Romney's tax nightmare

The real question about Mitt isn't "What is he hiding?" It's "Why didn't he clean up his act years ago?"

Published July 18, 2012 6:05PM (EDT)

Mitt Romney            (Reuters/Tim Shaffer)
Mitt Romney (Reuters/Tim Shaffer)

I would have to indulge in imaginary numbers to count the number of times I've agreed with George Will and National Review, but there's a first time for everything. Both Will's declaration on ABC's "This Week" that "the cost of not releasing the returns are clear ... therefore, he must have calculated that there are higher costs in releasing them," and National Review's call for Romney to stop the bleeding and release his tax returns make unarguable sense. The longer Romney delays, the more opportunities he gives the Obama campaign to hammer him and the more he makes people suspect that he's hiding something really nasty.

The speculation as to what dark political nightmares might be lurking in those filings ranges from the amusing to the outrageous. Some theories: Mitt doesn't want the Republican base to see that he and his wife made big donations to Planned Parenthood! He doesn't want to reveal that he accepted an IRS amnesty for his Swiss bank account! Worst of all, he doesn't want the American public to know that he paid no taxes in 2009!

The last charge is certainly the most politically pertinent. Romney endured a firestorm of criticism when his release of his 2010 return (which he had resisted) showed that he paid taxes at the 13.9 percent rate. One can understand why he wouldn't want to experience a far worse blow-up if he'd paid nothing at all a year earlier. The consensus of tax experts appears to be that such a scenario is unlikely but possible. 2008 and 2009 were very bad years for rich people -- the Great Recession hammered the stock market. It's conceivable that Romney "harvested" big stock losses to offset his tax liability. Combined with a very aggressive offshore tax-sheltering strategy, it's definitely technically possible that he could have gotten away with tax murder.

After all, we already know that Romney has parked money offshore in Bermuda, the Cayman Islands and Switzerland. (Anybody interested in this topic who hasn't read Vanity Fair's exposé of Romney's finances needs to start there.) For decades Romney has been pursuing strategies designed to lower the amount of taxes he pays in the United States. And not only does he see nothing wrong with that -- "I pay all the taxes that are legally required and not a dollar more" -- but he is also campaigning on an explicit agenda of further lowering taxes for people in his own tax bracket. He doesn't like taxes! We get it.

But it's still all inexplicable and confusing. This is not the expected behavior of someone who wants to hold the highest office in the land. It's bad enough that the son of a man who set the template for modern presidential candidates by releasing 12 years of his returns can't be persuaded to release more than one year (plus an estimate for 2011).
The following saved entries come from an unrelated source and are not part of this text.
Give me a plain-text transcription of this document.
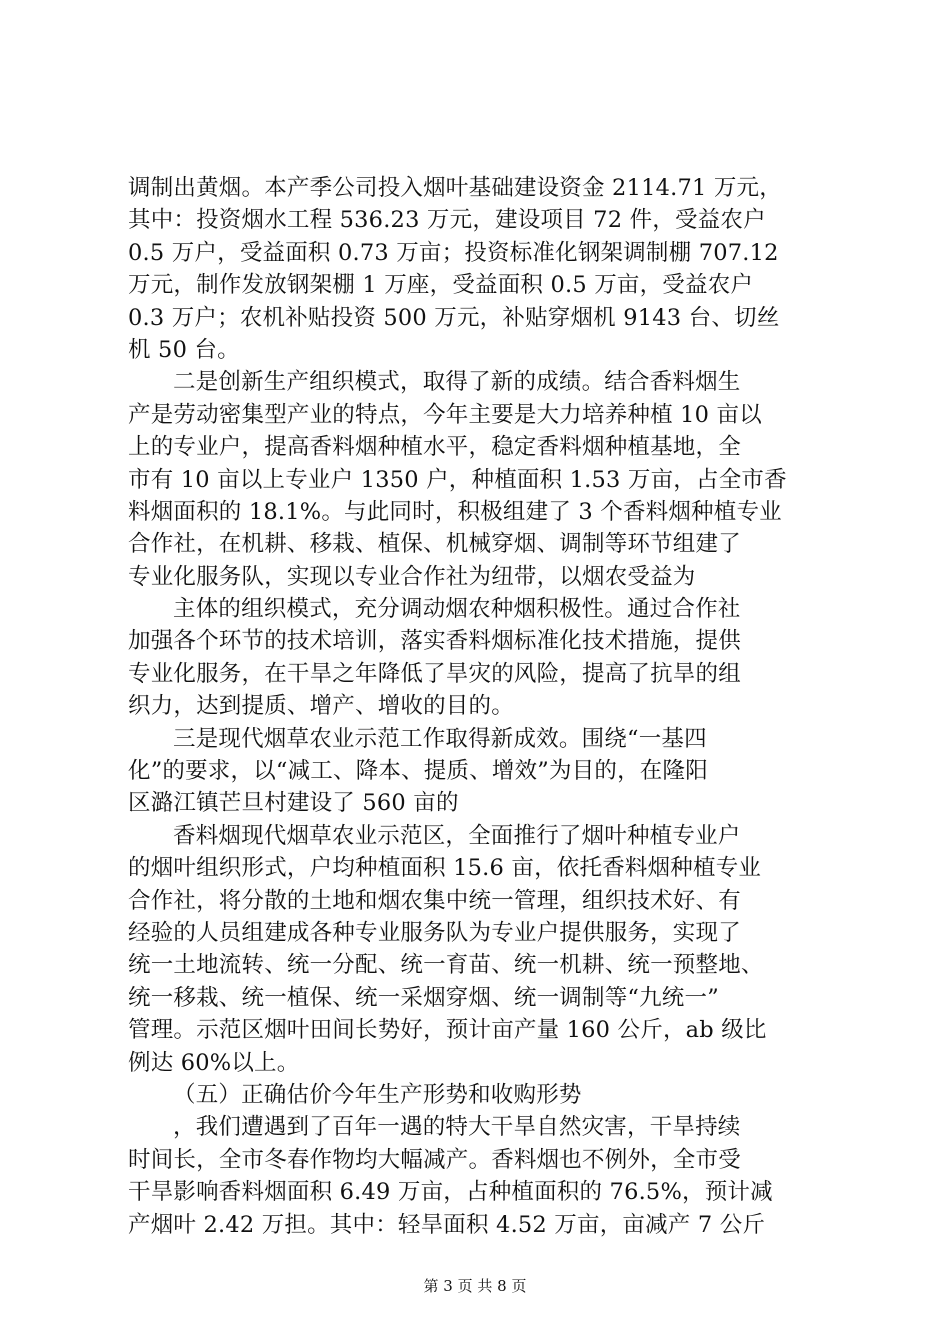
调制出黄烟。本产季公司投入烟叶基础建设资金 2114.71 万元，
其中：投资烟水工程 536.23 万元，建设项目 72 件，受益农户
0.5 万户，受益面积 0.73 万亩；投资标准化钢架调制棚 707.12
万元，制作发放钢架棚 1 万座，受益面积 0.5 万亩，受益农户
0.3 万户；农机补贴投资 500 万元，补贴穿烟机 9143 台、切丝
机 50 台。
二是创新生产组织模式，取得了新的成绩。结合香料烟生
产是劳动密集型产业的特点，今年主要是大力培养种植 10 亩以
上的专业户，提高香料烟种植水平，稳定香料烟种植基地，全
市有 10 亩以上专业户 1350 户，种植面积 1.53 万亩，占全市香
料烟面积的 18.1%。与此同时，积极组建了 3 个香料烟种植专业
合作社，在机耕、移栽、植保、机械穿烟、调制等环节组建了
专业化服务队，实现以专业合作社为纽带，以烟农受益为
主体的组织模式，充分调动烟农种烟积极性。通过合作社
加强各个环节的技术培训，落实香料烟标准化技术措施，提供
专业化服务，在干旱之年降低了旱灾的风险，提高了抗旱的组
织力，达到提质、增产、增收的目的。
三是现代烟草农业示范工作取得新成效。围绕“一基四
化”的要求，以“减工、降本、提质、增效”为目的，在隆阳
区潞江镇芒旦村建设了 560 亩的
香料烟现代烟草农业示范区，全面推行了烟叶种植专业户
的烟叶组织形式，户均种植面积 15.6 亩，依托香料烟种植专业
合作社，将分散的土地和烟农集中统一管理，组织技术好、有
经验的人员组建成各种专业服务队为专业户提供服务，实现了
统一土地流转、统一分配、统一育苗、统一机耕、统一预整地、
统一移栽、统一植保、统一采烟穿烟、统一调制等“九统一”
管理。示范区烟叶田间长势好，预计亩产量 160 公斤，ab 级比
例达 60%以上。
（五）正确估价今年生产形势和收购形势
，我们遭遇到了百年一遇的特大干旱自然灾害，干旱持续
时间长，全市冬春作物均大幅减产。香料烟也不例外，全市受
干旱影响香料烟面积 6.49 万亩，占种植面积的 76.5%，预计减
产烟叶 2.42 万担。其中：轻旱面积 4.52 万亩，亩减产 7 公斤
第 3 页 共 8 页
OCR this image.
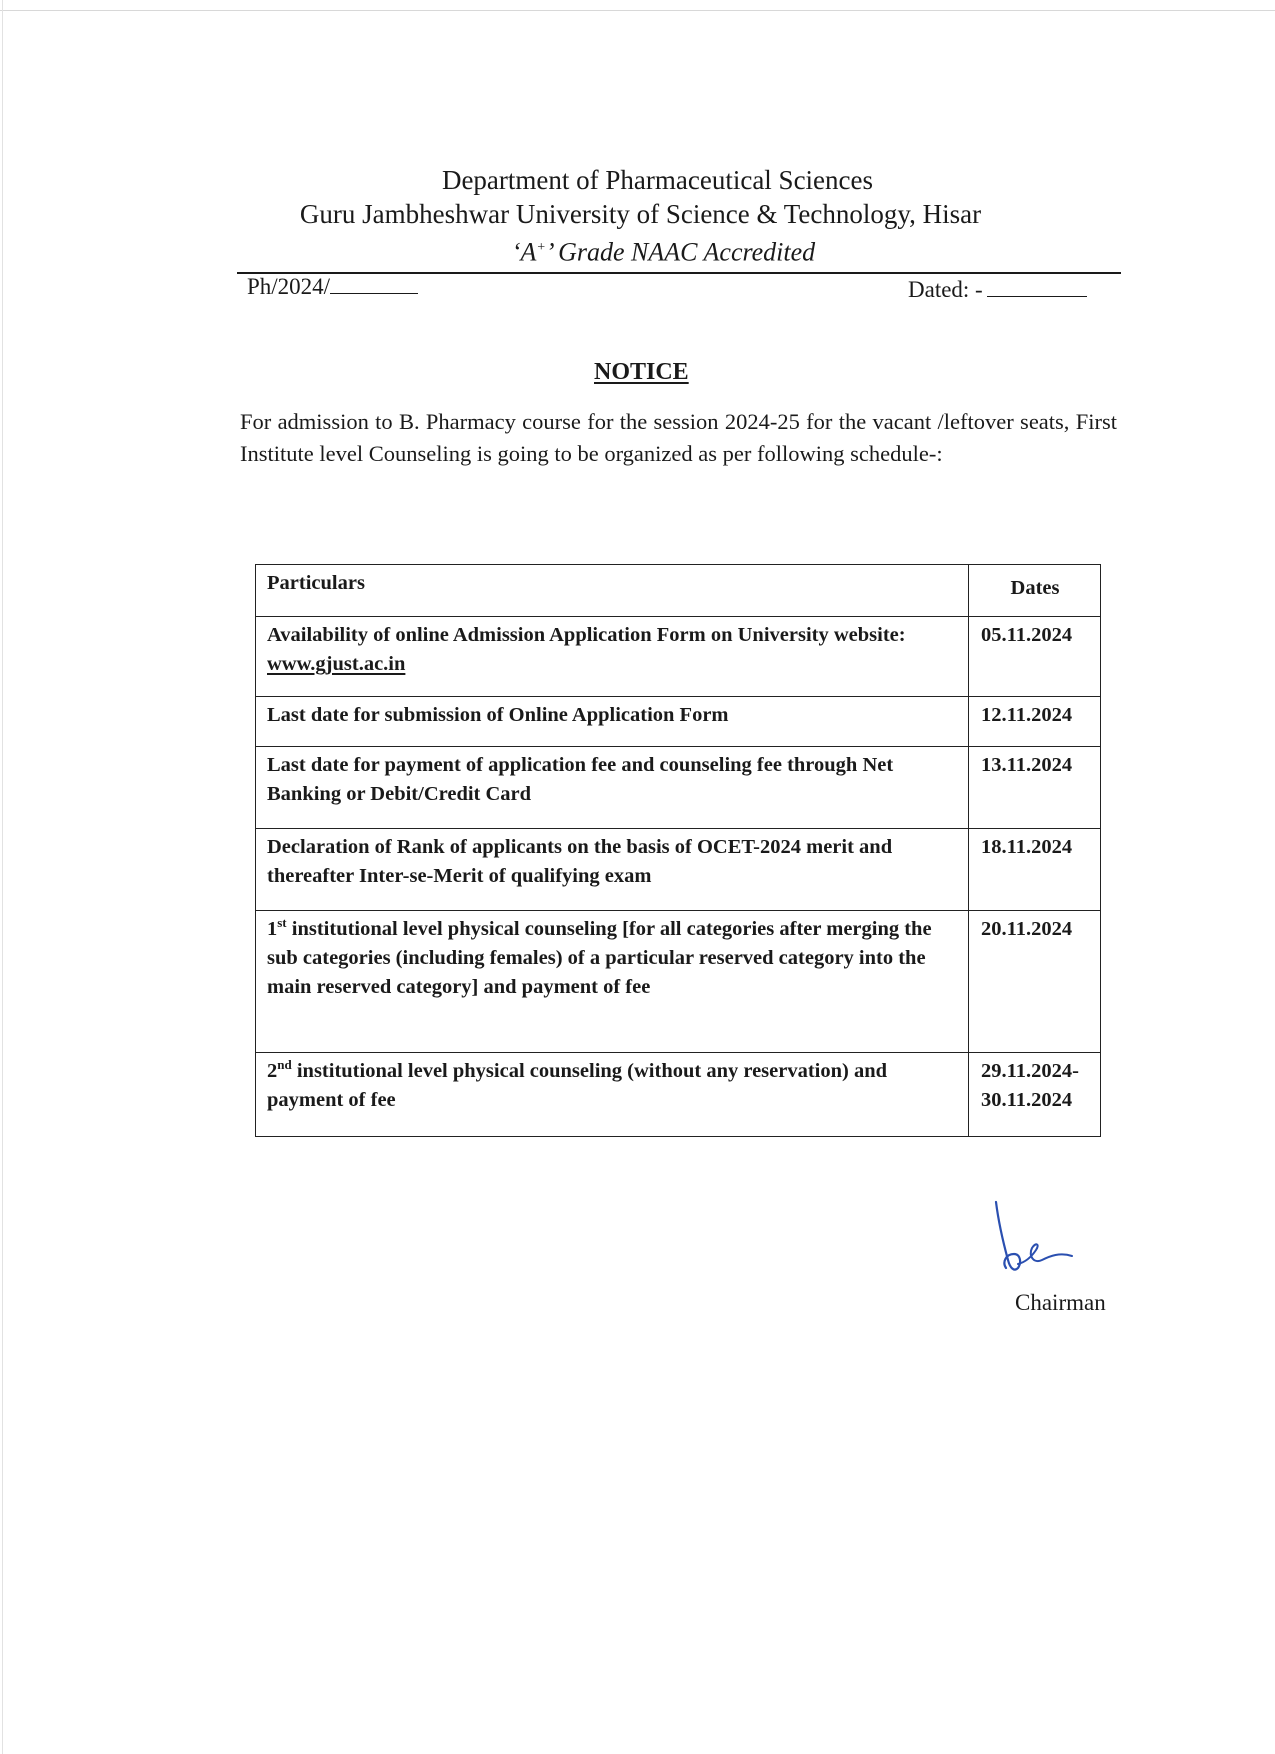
Department of Pharmaceutical Sciences
Guru Jambheshwar University of Science & Technology, Hisar
‘A+’ Grade NAAC Accredited
Ph/2024/	Dated: -
NOTICE
For admission to B. Pharmacy course for the session 2024-25 for the vacant /leftover seats, First Institute level Counseling is going to be organized as per following schedule-:
Particulars	Dates
Availability of online Admission Application Form on University website: www.gjust.ac.in	05.11.2024
Last date for submission of Online Application Form	12.11.2024
Last date for payment of application fee and counseling fee through Net Banking or Debit/Credit Card	13.11.2024
Declaration of Rank of applicants on the basis of OCET-2024 merit and thereafter Inter-se-Merit of qualifying exam	18.11.2024
1st institutional level physical counseling [for all categories after merging the sub categories (including females) of a particular reserved category into the main reserved category] and payment of fee	20.11.2024
2nd institutional level physical counseling (without any reservation) and payment of fee	29.11.2024-
30.11.2024
Chairman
But one would tend to expect that a man who has been doing nothing but run for president since 2006 would take pains not to engage in tax-avoidance strategies guaranteed to make him look bad politically.

But one would be wrong. Because quite obviously, Romney screwed up. The only thing we can say for sure about his tax strategy is that he didn't manage his affairs as a serious presidential candidate should have. So maybe the question we should be asking instead of, What is he hiding? is, Why didn't he clean up his act years ago?

And the answer to that question, I would argue, is that Romney is unable to escape who he truly is: a card-carrying member of the 1 percent who believes it is his right, nay, his duty, to minimize his taxes. Because there's certainly nothing unusual about a man in Romney's position (minus the presidential aspirations!) purchasing the best low taxes money can buy. It's standard behavior for Fortune 500 corporations -- just like the outsourcing and offshoring strategies that Bain (with or without Romney technically at the helm) invested in. In this world, an offshore Cayman account isn't the exotic scam that it seems to you and me -- it's a marker of wealth and position, like a membership in an elite country club, or horses in a stable, or a pair of Cadillacs in the garage. It's what you do! It's what's expected.

It's still amazing that someone as smart as Romney didn't understand that in an era of growing income inequality and increasing economic hardship, the combination of ostentatious wealth and aggressive tax avoidance would rub a lot of voters the wrong way. But that fact in itself explains the country's current predicament -- the wealthiest Americans have become so disconnected from the rest of us that they simply can't conceive of the political ramifications of their actions. They don't get that it looks bad. Or at least Romney didn't, until it was too late.